ACLU Files Amicus Brief on Attorney-Client Confidentiality

CCA Prison Guards Listen to Prisoners’ Privileged Conversations

The American Civil Liberties Union of Hawai‘i Foundation (“ACLU”) has filed an amicus curiae brief (also known as a “friend of the court” brief) in United States District Court supporting the Constitutional rights of attorneys and their clients to speak privately, without monitoring and eavesdropping by prison personnel.

The Corrections Corporation of America (“CCA”) is a for-profit company that has a Hawaii government contract worth roughly $60 million a year to house approximately 1,600 Hawaii prisoners on the mainland. CCA maintains a practice of having a guard stand right next to a prisoner when he speaks on the phone with his attorney(s) – a practice which violates the prison industry’s own standards.  CCA says that this practice does not violate attorney-client privilege because – in their own words – “[a]ny conversation overheard is one-sided and only the inmate’s part of the conversation, not the attorney-client communications.”  In other words, because CCA personnel only listen to one side of the conversation, CCA claims to have not interfered with the attorney-client privilege.  CCA’s other proposed option is for prisoners to make their confidential attorney calls with other prisoners listening to the calls.  This practice poses constitutional concerns as well, and further violates American Bar Association guidelines concerning privacy in phone calls.  The ACLU contends the practice of requiring prisoners to reveal confidential information to other prisoners (or to prison staff) is both unconstitutional and a threat to public safety.

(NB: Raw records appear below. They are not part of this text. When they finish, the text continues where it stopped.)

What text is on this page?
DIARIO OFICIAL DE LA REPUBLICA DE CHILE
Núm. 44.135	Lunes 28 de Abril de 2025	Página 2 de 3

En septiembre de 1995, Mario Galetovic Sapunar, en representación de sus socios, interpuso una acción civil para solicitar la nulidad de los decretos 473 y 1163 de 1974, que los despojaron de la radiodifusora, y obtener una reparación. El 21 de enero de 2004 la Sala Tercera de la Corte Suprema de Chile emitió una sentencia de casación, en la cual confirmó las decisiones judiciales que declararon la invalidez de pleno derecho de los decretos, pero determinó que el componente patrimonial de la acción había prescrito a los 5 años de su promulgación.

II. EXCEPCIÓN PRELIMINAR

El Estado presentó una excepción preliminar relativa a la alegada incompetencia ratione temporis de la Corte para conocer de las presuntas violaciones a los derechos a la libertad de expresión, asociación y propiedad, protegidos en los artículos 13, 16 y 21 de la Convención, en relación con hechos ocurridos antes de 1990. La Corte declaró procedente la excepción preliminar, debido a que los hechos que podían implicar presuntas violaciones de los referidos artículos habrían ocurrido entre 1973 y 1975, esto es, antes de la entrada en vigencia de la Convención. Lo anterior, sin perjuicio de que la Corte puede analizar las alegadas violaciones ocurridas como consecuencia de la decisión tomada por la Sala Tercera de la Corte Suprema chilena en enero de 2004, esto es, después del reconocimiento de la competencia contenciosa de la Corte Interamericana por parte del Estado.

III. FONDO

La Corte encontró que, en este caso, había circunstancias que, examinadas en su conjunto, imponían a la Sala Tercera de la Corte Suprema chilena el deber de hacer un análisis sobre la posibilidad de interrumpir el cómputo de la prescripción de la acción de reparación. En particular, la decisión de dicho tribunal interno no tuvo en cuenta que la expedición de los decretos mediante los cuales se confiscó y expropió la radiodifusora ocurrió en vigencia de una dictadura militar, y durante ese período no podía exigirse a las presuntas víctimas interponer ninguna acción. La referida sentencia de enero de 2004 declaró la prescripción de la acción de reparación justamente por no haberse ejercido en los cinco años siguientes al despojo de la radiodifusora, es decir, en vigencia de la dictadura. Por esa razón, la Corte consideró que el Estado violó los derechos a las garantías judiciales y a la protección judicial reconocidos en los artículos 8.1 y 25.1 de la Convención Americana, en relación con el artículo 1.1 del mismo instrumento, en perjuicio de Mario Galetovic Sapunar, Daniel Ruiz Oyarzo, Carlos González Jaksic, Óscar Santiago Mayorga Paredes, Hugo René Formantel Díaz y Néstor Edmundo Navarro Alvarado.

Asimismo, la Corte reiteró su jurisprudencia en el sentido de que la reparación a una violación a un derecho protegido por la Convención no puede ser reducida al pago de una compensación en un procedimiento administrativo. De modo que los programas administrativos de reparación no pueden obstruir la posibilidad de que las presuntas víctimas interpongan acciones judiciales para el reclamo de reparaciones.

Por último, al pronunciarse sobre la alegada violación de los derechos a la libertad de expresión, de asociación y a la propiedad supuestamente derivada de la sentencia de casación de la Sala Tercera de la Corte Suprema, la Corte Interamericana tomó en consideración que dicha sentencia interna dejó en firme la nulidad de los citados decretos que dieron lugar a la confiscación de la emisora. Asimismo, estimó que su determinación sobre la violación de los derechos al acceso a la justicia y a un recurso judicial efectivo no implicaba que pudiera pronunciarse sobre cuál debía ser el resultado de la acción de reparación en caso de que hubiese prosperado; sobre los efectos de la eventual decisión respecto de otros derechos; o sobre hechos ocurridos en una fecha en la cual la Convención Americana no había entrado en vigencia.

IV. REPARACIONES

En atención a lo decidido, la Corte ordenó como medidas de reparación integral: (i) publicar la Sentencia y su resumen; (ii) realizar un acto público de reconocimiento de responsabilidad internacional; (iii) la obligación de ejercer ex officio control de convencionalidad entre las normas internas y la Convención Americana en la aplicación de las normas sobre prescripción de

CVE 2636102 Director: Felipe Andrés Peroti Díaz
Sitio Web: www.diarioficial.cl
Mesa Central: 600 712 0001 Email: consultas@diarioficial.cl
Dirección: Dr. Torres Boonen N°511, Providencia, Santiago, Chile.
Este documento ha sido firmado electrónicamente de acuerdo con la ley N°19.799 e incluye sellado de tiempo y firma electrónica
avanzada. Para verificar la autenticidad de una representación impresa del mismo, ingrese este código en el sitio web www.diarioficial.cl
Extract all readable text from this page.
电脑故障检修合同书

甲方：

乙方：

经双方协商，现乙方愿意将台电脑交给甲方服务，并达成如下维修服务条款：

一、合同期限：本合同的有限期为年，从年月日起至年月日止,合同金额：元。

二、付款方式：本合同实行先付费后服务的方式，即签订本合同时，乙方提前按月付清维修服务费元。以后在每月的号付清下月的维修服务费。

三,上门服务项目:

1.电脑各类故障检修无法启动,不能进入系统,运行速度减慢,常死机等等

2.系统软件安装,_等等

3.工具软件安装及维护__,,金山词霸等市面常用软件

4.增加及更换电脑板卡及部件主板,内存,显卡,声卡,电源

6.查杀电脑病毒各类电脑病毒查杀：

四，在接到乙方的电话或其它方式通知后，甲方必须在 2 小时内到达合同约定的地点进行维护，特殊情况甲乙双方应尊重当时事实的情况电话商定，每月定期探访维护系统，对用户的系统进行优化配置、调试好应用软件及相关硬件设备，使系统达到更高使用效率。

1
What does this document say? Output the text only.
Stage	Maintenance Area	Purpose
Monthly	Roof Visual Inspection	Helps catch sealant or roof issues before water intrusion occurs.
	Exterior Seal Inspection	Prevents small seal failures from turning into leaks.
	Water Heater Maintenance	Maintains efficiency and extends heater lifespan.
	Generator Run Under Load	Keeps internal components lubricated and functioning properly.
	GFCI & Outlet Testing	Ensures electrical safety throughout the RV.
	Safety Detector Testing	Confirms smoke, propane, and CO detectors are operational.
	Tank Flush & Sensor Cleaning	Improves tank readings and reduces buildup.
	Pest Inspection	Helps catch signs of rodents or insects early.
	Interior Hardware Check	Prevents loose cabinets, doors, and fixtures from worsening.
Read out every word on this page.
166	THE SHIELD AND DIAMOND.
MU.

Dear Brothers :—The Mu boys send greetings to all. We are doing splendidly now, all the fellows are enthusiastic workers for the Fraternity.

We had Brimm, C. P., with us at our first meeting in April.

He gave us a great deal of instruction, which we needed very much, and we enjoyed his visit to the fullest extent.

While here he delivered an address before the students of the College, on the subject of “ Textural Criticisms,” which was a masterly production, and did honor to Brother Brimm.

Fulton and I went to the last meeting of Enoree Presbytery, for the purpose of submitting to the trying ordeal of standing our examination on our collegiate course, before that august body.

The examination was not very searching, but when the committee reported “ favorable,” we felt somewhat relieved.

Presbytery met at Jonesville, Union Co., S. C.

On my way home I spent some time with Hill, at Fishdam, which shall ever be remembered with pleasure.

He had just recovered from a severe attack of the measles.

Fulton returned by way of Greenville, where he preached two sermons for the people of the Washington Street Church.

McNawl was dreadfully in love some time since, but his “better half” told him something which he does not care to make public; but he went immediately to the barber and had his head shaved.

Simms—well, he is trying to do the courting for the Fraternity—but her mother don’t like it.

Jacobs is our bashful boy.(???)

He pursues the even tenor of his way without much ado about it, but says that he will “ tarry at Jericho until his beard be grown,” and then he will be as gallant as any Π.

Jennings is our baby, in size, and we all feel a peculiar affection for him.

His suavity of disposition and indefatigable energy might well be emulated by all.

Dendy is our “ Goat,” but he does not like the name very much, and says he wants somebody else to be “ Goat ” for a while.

CCA is under fire for its onerous cost, geographical isolation and its numerous civil rights violations. The new ACLU amicus brief comes in the context of a lawsuit by the Native Hawaiian Legal Corporation (“NHLC”) against CCA for CCA’s interference with prisoners’ Hawaiian religious practices.  NHLC was forced to make a formal request to the court to prohibit CCA from monitoring their phone calls; a hearing on that motion is scheduled for November 8, 2012.

Senior Staff Attorney Daniel Gluck said: “Due process includes the right to privacy in communications with legal counsel. Simply put, government officials are not allowed to eavesdrop on private conversations with your lawyer. When I personally visited the Saguaro facility in 2009 to meet with prisoners, a CCA lawyer expected to sit four feet away from my interview table and monitor my conversations. Hawaii officials, aware of the phone-monitoring practice, tried to justify it rather than correct it. CCA’s and the State of Hawaii’s disregard for this fundamental right is unacceptable.”

The amicus brief is offered in the case of Davis (et al.)  v. Abercrombie (et al.).